Originally posted by Oneness
Now, to me at least, this suggests that a single galactic, representative governing body — no matter how well intentioned — is simply incapable of dealing with such an overwhelming diversity of cultures, viewpoints and agendas (remember, we’re talking about trillions of people and tens of thousands of different lifeforms).

If you’re committed to something vaguely democratic, the only real option is a galactic confederation — not dissimilar to the Federation in the Star Trek continuity — where each member planet or sector has extremely limited ties to a central “governing” body of limited authority. Of course, there are real threats from within and outside the galaxy, and there is a real need for a centralized authority, if only for collective defense.

In which case, it seems that the only way you could have effective collective defense is by forcing each member planet to provide for a common army and navy, which requires enough force for coercion, which in this context can only be successful if the regime has little respect for rights: i.e. the Empire.

Palpatine was incredibly brutal and evil, but he also understood — correctly — that successful galactic dominion requires the kind of cruelty and brute force that we see on display in the movies. Otherwise the whole thing will collapse into petty-infighting and jealousy.

Um.... you mean other than the 25,000 years the Republic successfully held firm, right?

Originally posted by Oneness
Sure, the Empire are the bad guys. roll eyes (sarcastic)

Yes, they are. They really, really are.

Nephthys
Originally posted by Oneness
YES, and right now you suck at arguing against that plight.

Wow.

/end discussion

Oneness
Originally posted by Nephthys
Honestly I'm not really that interested in politics. The peak of my investment in that area would be NCR vs Legion, lol.

Politics. Let me tell something, I don't really have any interest in politics either. I have interest in trasnhumanism because I'm one of...probably the only person who understands that humans have the resources to rise above the current scarcity-based system, but biologically can't.





Then why couldn't they hide behind in systems? Why did they have to go to uncharted systems, why did they only have central base.

The Separatists during the Clone Wars didn't have a central base, and had plenty of systems sheltering them.



That doesn't mean they had as much support as the Empire, it means they managed to cut off the head and remove the Empire's military coercion.



Not really, we don't know how many were not celebrating, or if the people celebrating understood the full implications of the Rebel Victory.



Removing the necessary destitution to keep the galaxy safe and economically thriving? Mhm.
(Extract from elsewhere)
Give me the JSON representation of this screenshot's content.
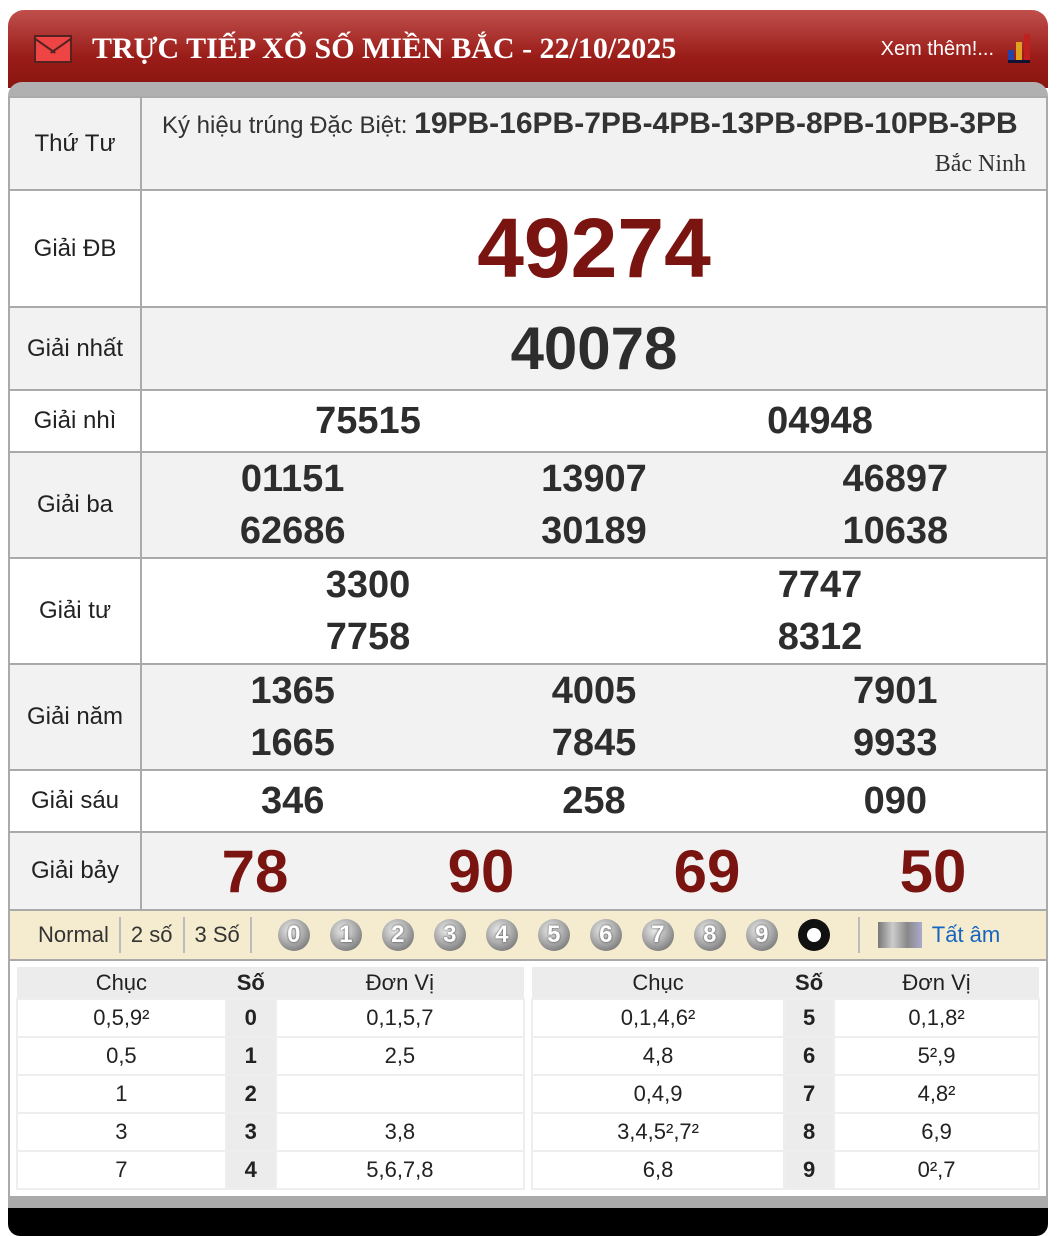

Only to get back their resources and get out, not to exploit their resources or use them for war - or tell stories about the "Evil" Empire being religiously offensive to their impersonated "God".



You mean causing mass death and destruction upon there people is completely justifiable?



So you'd take over 100 trillion deaths over a few million? K.



Then why did the Clone Wars succeed in destroying trillions of sentient lives?



Only after hundreds of trillions of lives were lost, actually far more than the clone wars.



Seeing a cascade of conflicts that were all of them worse than the reign of the Galactic Empire, yes.



The Empire isn't perfect, but it's a lot better than the Republic.